Von einer linearen Art des Wirtschaftens zu einer zirkulären Art überzugehen, sei aber „zwingend notwendig“, ergänzte Fischedick.
Eine zirkuläre Wirtschaft basiert auf Wiederverwertbarkeit, um Ressourcen zu schonen und Abfallprodukte zu vermeiden. Kritikern zufolge sei eine solche Wirtschaft momentan jedoch zu wenig erforscht und der ökologische Nutzen umstritten. Das System hätte auch seine Grenzen, schreiben beispielsweise Jouni Korhonen, Antero Honkasalo und Jyri Seppälä in ihrem Paper „Circular Economy: The Concept and its Limitations“.

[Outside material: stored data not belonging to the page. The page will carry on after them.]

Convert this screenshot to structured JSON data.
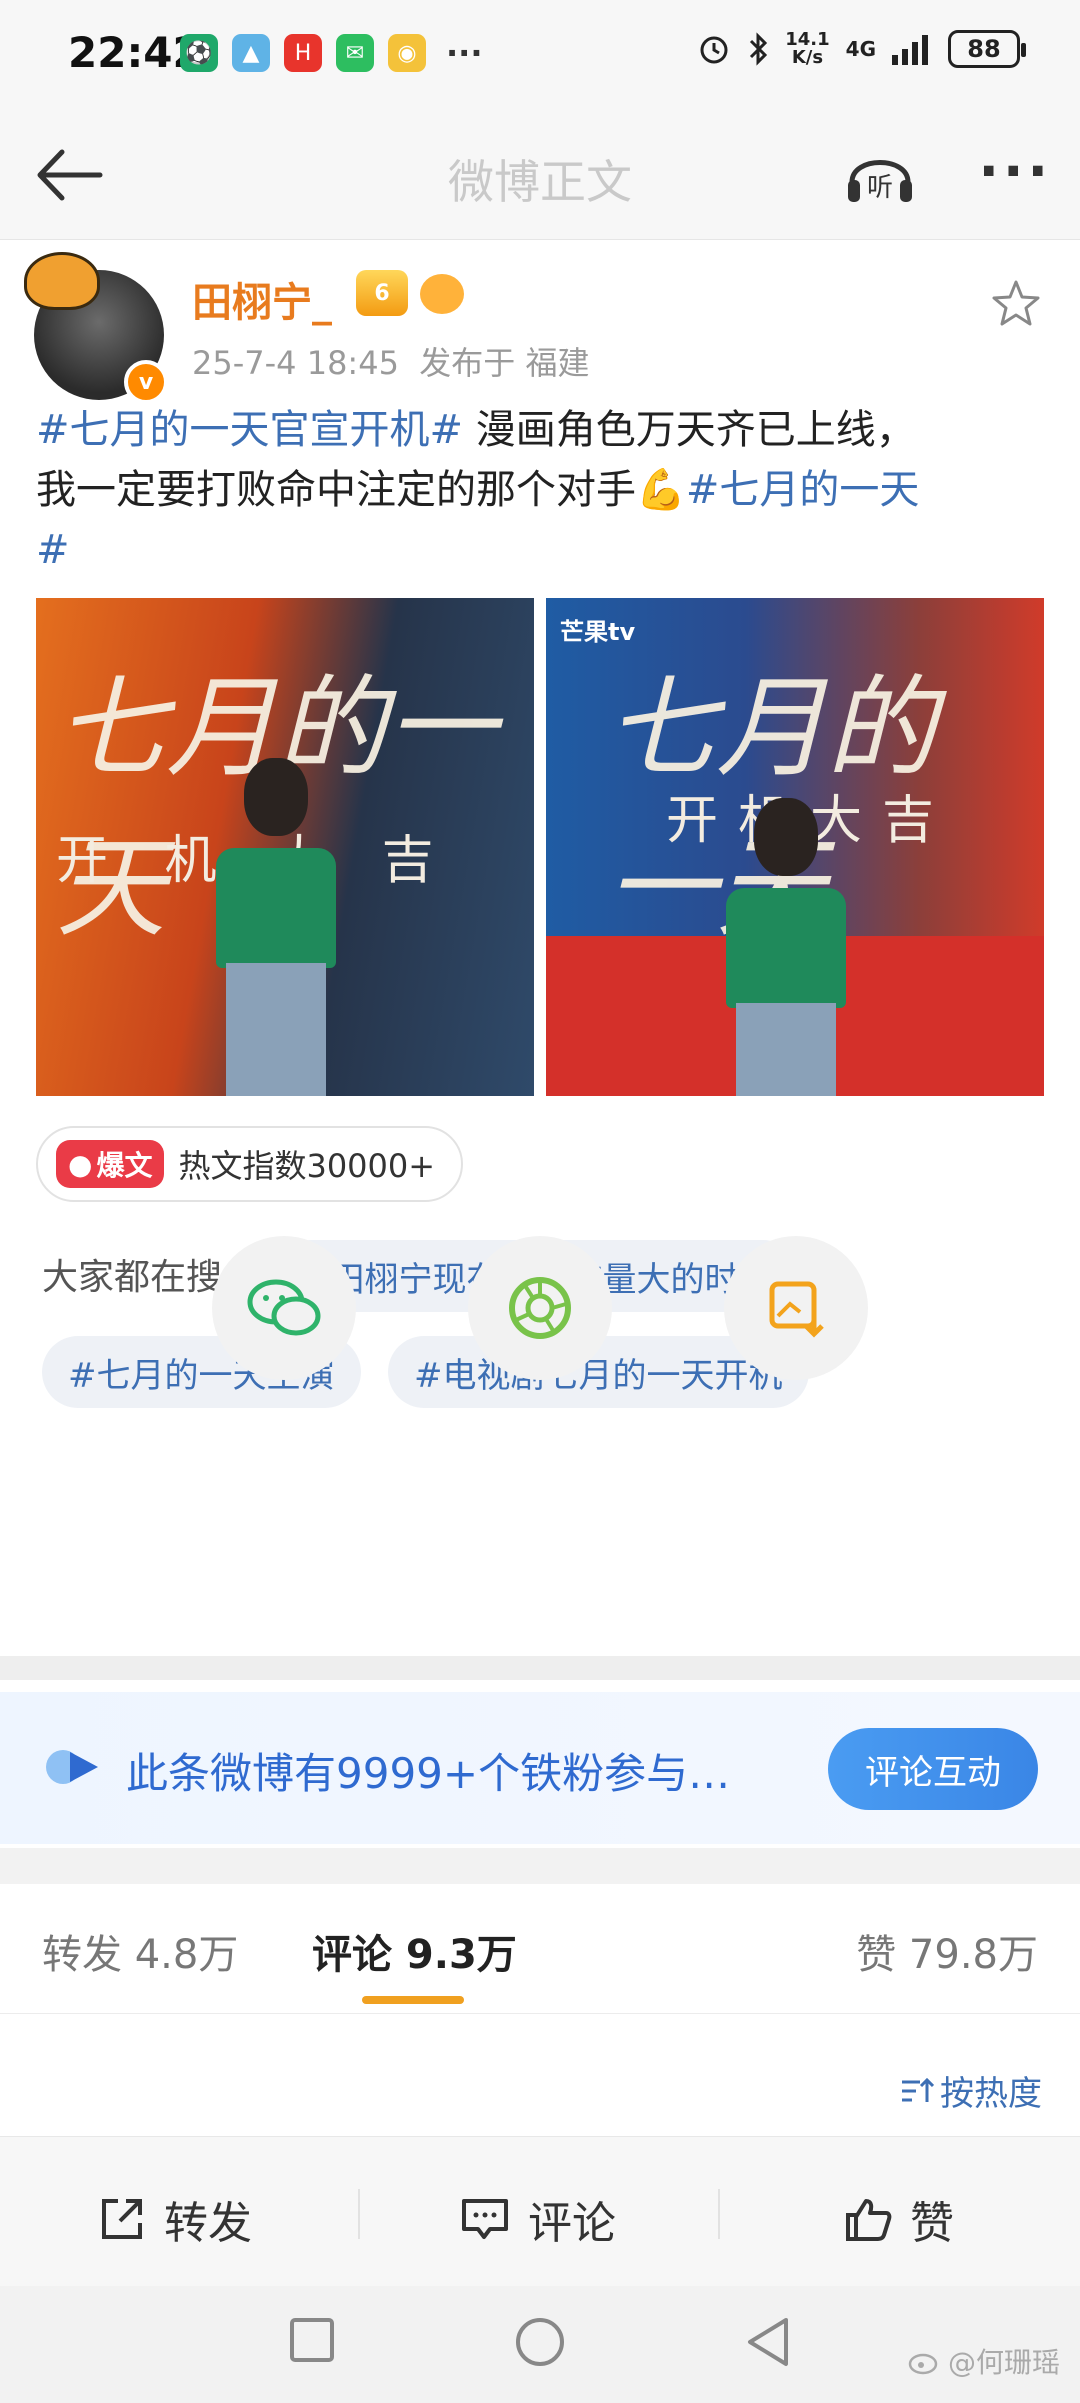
{
  "status_bar": {
    "time": "22:42",
    "net_speed_value": "14.1",
    "net_speed_unit": "K/s",
    "network": "4G",
    "battery": "88"
  },
  "nav": {
    "title": "微博正文",
    "listen_label": "听"
  },
  "post": {
    "username": "田栩宁_",
    "badge_level": "6",
    "timestamp": "25-7-4 18:45",
    "location": "发布于 福建",
    "verified_mark": "v",
    "content": {
      "tag1": "#七月的一天官宣开机#",
      "text1": " 漫画角色万天齐已上线，",
      "text2": "我一定要打败命中注定的那个对手💪",
      "tag2": "#七月的一天",
      "tag3": "#"
    },
    "images": [
      {
        "title": "七月的一天",
        "subtitle": "开 机 大 吉",
        "logo": ""
      },
      {
        "title": "七月的一天",
        "subtitle": "开机大吉",
        "logo": "芒果tv"
      }
    ],
    "hot": {
      "badge": "爆文",
      "text": "热文指数30000+"
    },
    "searching": {
      "label": "大家都在搜",
      "chips": [
        "#田栩宁现在正是流量大的时候",
        "#七月的一天主演",
        "#电视剧七月的一天开机"
      ]
    }
  },
  "share": {
    "wechat_icon": "wechat-icon",
    "moments_icon": "moments-icon",
    "save_image_icon": "save-image-icon"
  },
  "fan_banner": {
    "text": "此条微博有9999+个铁粉参与…",
    "button": "评论互动"
  },
  "tabs": {
    "repost": "转发 4.8万",
    "comment": "评论 9.3万",
    "like": "赞 79.8万"
  },
  "sort": {
    "label": "按热度"
  },
  "actions": {
    "repost": "转发",
    "comment": "评论",
    "like": "赞"
  },
  "watermark": "@何珊瑶",
  "colors": {
    "link": "#3d6fb4",
    "username": "#e87b1e",
    "accent": "#f0a020",
    "button_blue": "#3a86e6"
  }
}
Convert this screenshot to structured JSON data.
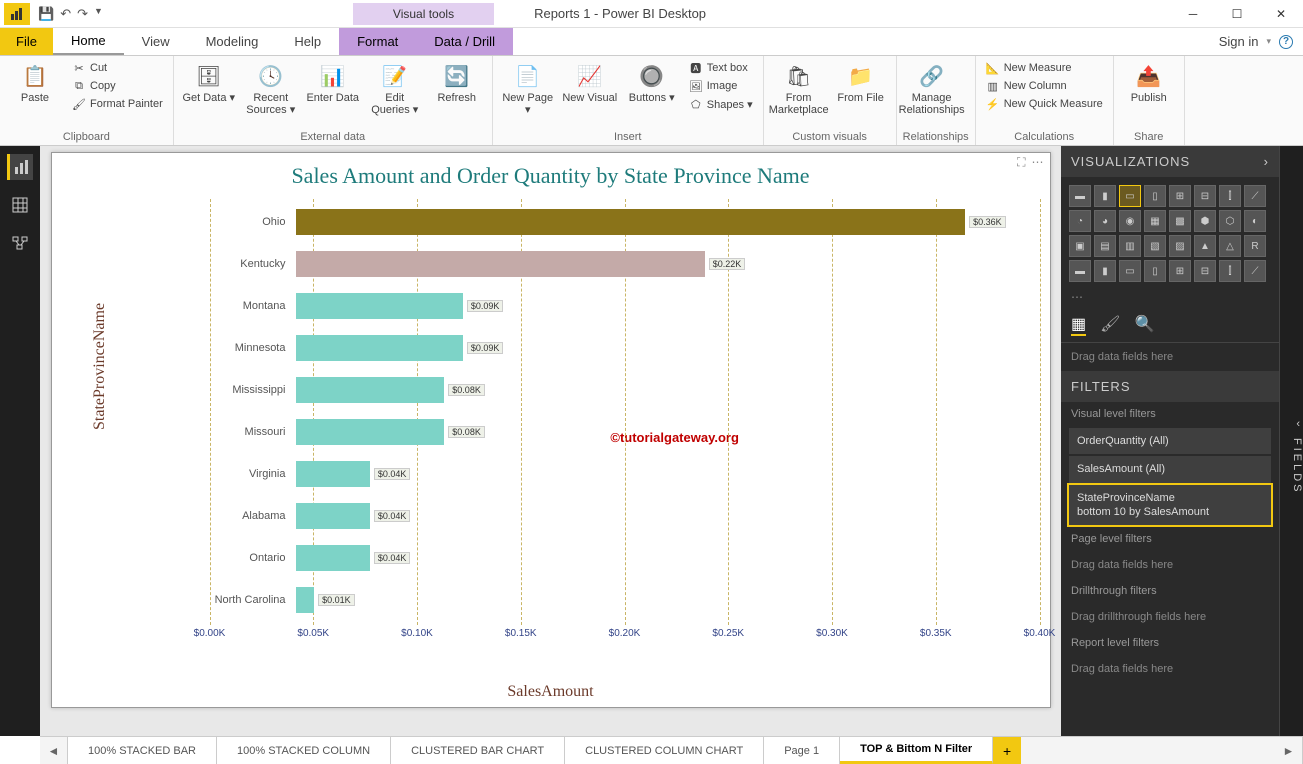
{
  "window": {
    "title": "Reports 1 - Power BI Desktop",
    "visual_tools": "Visual tools",
    "sign_in": "Sign in"
  },
  "tabs": {
    "file": "File",
    "home": "Home",
    "view": "View",
    "modeling": "Modeling",
    "help": "Help",
    "format": "Format",
    "datadrill": "Data / Drill"
  },
  "ribbon": {
    "paste": "Paste",
    "cut": "Cut",
    "copy": "Copy",
    "format_painter": "Format Painter",
    "clipboard": "Clipboard",
    "get_data": "Get\nData ▾",
    "recent_sources": "Recent\nSources ▾",
    "enter_data": "Enter\nData",
    "edit_queries": "Edit\nQueries ▾",
    "refresh": "Refresh",
    "external_data": "External data",
    "new_page": "New\nPage ▾",
    "new_visual": "New\nVisual",
    "buttons": "Buttons\n▾",
    "text_box": "Text box",
    "image": "Image",
    "shapes": "Shapes ▾",
    "insert": "Insert",
    "from_marketplace": "From\nMarketplace",
    "from_file": "From\nFile",
    "custom_visuals": "Custom visuals",
    "manage_rel": "Manage\nRelationships",
    "relationships": "Relationships",
    "new_measure": "New Measure",
    "new_column": "New Column",
    "new_quick_measure": "New Quick Measure",
    "calculations": "Calculations",
    "publish": "Publish",
    "share": "Share"
  },
  "chart_data": {
    "type": "bar",
    "title": "Sales Amount and Order Quantity by State Province Name",
    "xlabel": "SalesAmount",
    "ylabel": "StateProvinceName",
    "xticks": [
      "$0.00K",
      "$0.05K",
      "$0.10K",
      "$0.15K",
      "$0.20K",
      "$0.25K",
      "$0.30K",
      "$0.35K",
      "$0.40K"
    ],
    "xmax": 0.4,
    "categories": [
      "Ohio",
      "Kentucky",
      "Montana",
      "Minnesota",
      "Mississippi",
      "Missouri",
      "Virginia",
      "Alabama",
      "Ontario",
      "North Carolina"
    ],
    "values": [
      0.36,
      0.22,
      0.09,
      0.09,
      0.08,
      0.08,
      0.04,
      0.04,
      0.04,
      0.01
    ],
    "data_labels": [
      "$0.36K",
      "$0.22K",
      "$0.09K",
      "$0.09K",
      "$0.08K",
      "$0.08K",
      "$0.04K",
      "$0.04K",
      "$0.04K",
      "$0.01K"
    ],
    "colors": [
      "#8a7319",
      "#c4aaa8",
      "#7dd3c7",
      "#7dd3c7",
      "#7dd3c7",
      "#7dd3c7",
      "#7dd3c7",
      "#7dd3c7",
      "#7dd3c7",
      "#7dd3c7"
    ]
  },
  "watermark": "©tutorialgateway.org",
  "page_tabs": [
    "100% STACKED BAR",
    "100% STACKED COLUMN",
    "CLUSTERED BAR CHART",
    "CLUSTERED COLUMN CHART",
    "Page 1",
    "TOP & Bittom N Filter"
  ],
  "active_page_tab": 5,
  "viz_pane": {
    "header": "VISUALIZATIONS",
    "drag_here": "Drag data fields here"
  },
  "filters": {
    "header": "FILTERS",
    "visual_level": "Visual level filters",
    "items": [
      {
        "label": "OrderQuantity  (All)"
      },
      {
        "label": "SalesAmount  (All)"
      },
      {
        "label": "StateProvinceName\nbottom 10 by SalesAmount",
        "highlight": true
      }
    ],
    "page_level": "Page level filters",
    "drag_page": "Drag data fields here",
    "drillthrough": "Drillthrough filters",
    "drag_drill": "Drag drillthrough fields here",
    "report_level": "Report level filters",
    "drag_report": "Drag data fields here"
  },
  "fields_tab": "FIELDS"
}
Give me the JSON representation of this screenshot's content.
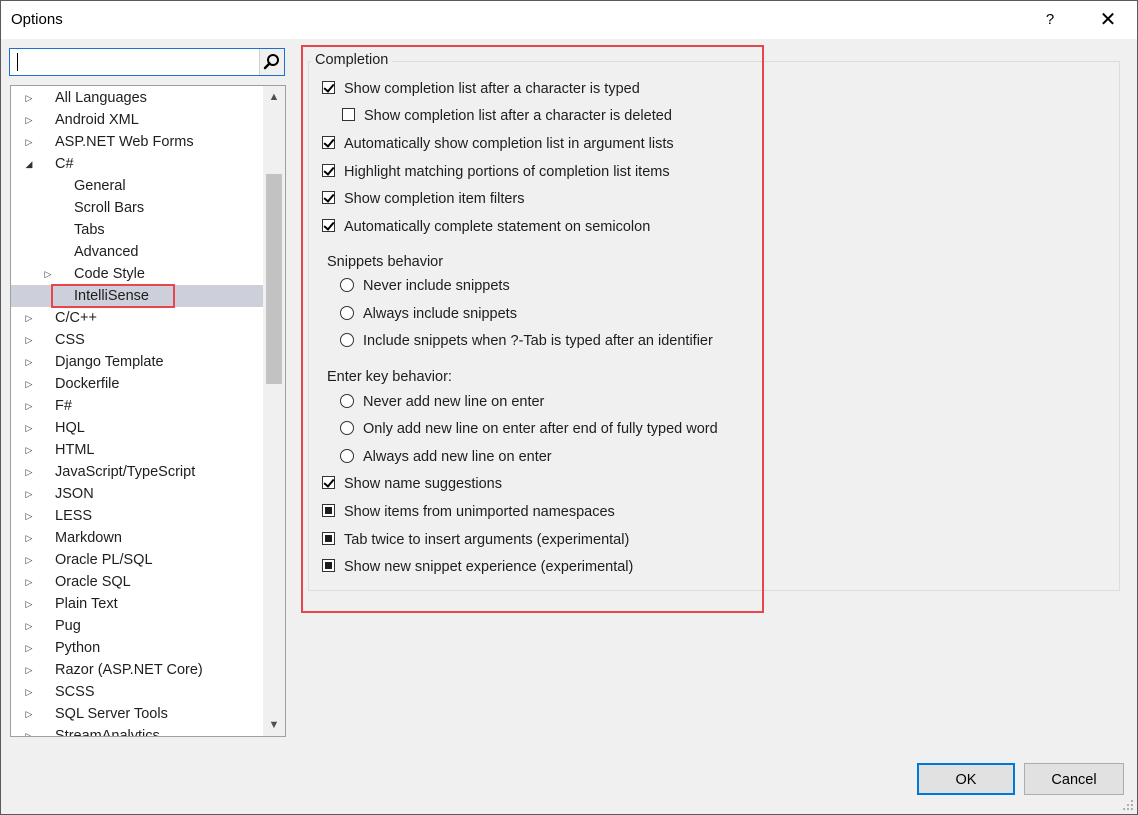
{
  "window": {
    "title": "Options",
    "help_label": "?",
    "close_label": "✕"
  },
  "search": {
    "value": "",
    "placeholder": ""
  },
  "tree": {
    "scroll_up": "▲",
    "scroll_down": "▼",
    "items": [
      {
        "label": "All Languages",
        "level": 0,
        "state": "collapsed"
      },
      {
        "label": "Android XML",
        "level": 0,
        "state": "collapsed"
      },
      {
        "label": "ASP.NET Web Forms",
        "level": 0,
        "state": "collapsed"
      },
      {
        "label": "C#",
        "level": 0,
        "state": "expanded"
      },
      {
        "label": "General",
        "level": 1,
        "state": "leaf"
      },
      {
        "label": "Scroll Bars",
        "level": 1,
        "state": "leaf"
      },
      {
        "label": "Tabs",
        "level": 1,
        "state": "leaf"
      },
      {
        "label": "Advanced",
        "level": 1,
        "state": "leaf"
      },
      {
        "label": "Code Style",
        "level": 1,
        "state": "collapsed"
      },
      {
        "label": "IntelliSense",
        "level": 1,
        "state": "leaf",
        "selected": true
      },
      {
        "label": "C/C++",
        "level": 0,
        "state": "collapsed"
      },
      {
        "label": "CSS",
        "level": 0,
        "state": "collapsed"
      },
      {
        "label": "Django Template",
        "level": 0,
        "state": "collapsed"
      },
      {
        "label": "Dockerfile",
        "level": 0,
        "state": "collapsed"
      },
      {
        "label": "F#",
        "level": 0,
        "state": "collapsed"
      },
      {
        "label": "HQL",
        "level": 0,
        "state": "collapsed"
      },
      {
        "label": "HTML",
        "level": 0,
        "state": "collapsed"
      },
      {
        "label": "JavaScript/TypeScript",
        "level": 0,
        "state": "collapsed"
      },
      {
        "label": "JSON",
        "level": 0,
        "state": "collapsed"
      },
      {
        "label": "LESS",
        "level": 0,
        "state": "collapsed"
      },
      {
        "label": "Markdown",
        "level": 0,
        "state": "collapsed"
      },
      {
        "label": "Oracle PL/SQL",
        "level": 0,
        "state": "collapsed"
      },
      {
        "label": "Oracle SQL",
        "level": 0,
        "state": "collapsed"
      },
      {
        "label": "Plain Text",
        "level": 0,
        "state": "collapsed"
      },
      {
        "label": "Pug",
        "level": 0,
        "state": "collapsed"
      },
      {
        "label": "Python",
        "level": 0,
        "state": "collapsed"
      },
      {
        "label": "Razor (ASP.NET Core)",
        "level": 0,
        "state": "collapsed"
      },
      {
        "label": "SCSS",
        "level": 0,
        "state": "collapsed"
      },
      {
        "label": "SQL Server Tools",
        "level": 0,
        "state": "collapsed"
      },
      {
        "label": "StreamAnalytics",
        "level": 0,
        "state": "collapsed"
      }
    ]
  },
  "completion": {
    "group_title": "Completion",
    "show_after_typed": {
      "label": "Show completion list after a character is typed",
      "state": "checked"
    },
    "show_after_deleted": {
      "label": "Show completion list after a character is deleted",
      "state": "unchecked"
    },
    "auto_show_arguments": {
      "label": "Automatically show completion list in argument lists",
      "state": "checked"
    },
    "highlight_matching": {
      "label": "Highlight matching portions of completion list items",
      "state": "checked"
    },
    "show_item_filters": {
      "label": "Show completion item filters",
      "state": "checked"
    },
    "auto_complete_semicolon": {
      "label": "Automatically complete statement on semicolon",
      "state": "checked"
    },
    "snippets": {
      "title": "Snippets behavior",
      "options": [
        {
          "label": "Never include snippets",
          "selected": false
        },
        {
          "label": "Always include snippets",
          "selected": false
        },
        {
          "label": "Include snippets when ?-Tab is typed after an identifier",
          "selected": false
        }
      ]
    },
    "enter_key": {
      "title": "Enter key behavior:",
      "options": [
        {
          "label": "Never add new line on enter",
          "selected": false
        },
        {
          "label": "Only add new line on enter after end of fully typed word",
          "selected": false
        },
        {
          "label": "Always add new line on enter",
          "selected": false
        }
      ]
    },
    "name_suggestions": {
      "label": "Show name suggestions",
      "state": "checked"
    },
    "unimported_namespaces": {
      "label": "Show items from unimported namespaces",
      "state": "indeterminate"
    },
    "tab_twice": {
      "label": "Tab twice to insert arguments (experimental)",
      "state": "indeterminate"
    },
    "new_snippet_experience": {
      "label": "Show new snippet experience (experimental)",
      "state": "indeterminate"
    }
  },
  "buttons": {
    "ok": "OK",
    "cancel": "Cancel"
  },
  "colors": {
    "highlight_frame": "#e8464f",
    "selection": "#cdd0db",
    "focus_border": "#0078d7"
  }
}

Eine wachstumsorientierte Wirtschaft müsse zum Wohle des Klimaschutzes durch einen Strukturwandel abgebaut werden. Vorrangig sei der Klimaschutz. „Ich bin Fan von Klimaschutz! Und wenn man Klimaschutz wirklich ernst nimmt, dann muss man forciert Strukturwandel betreiben, und zwar ökologisch sozialen Strukturwandel. Was nachher als Resultante, als Wachstum dabei rauskommt, ist eigentlich sekundär“, sagte Hennicke.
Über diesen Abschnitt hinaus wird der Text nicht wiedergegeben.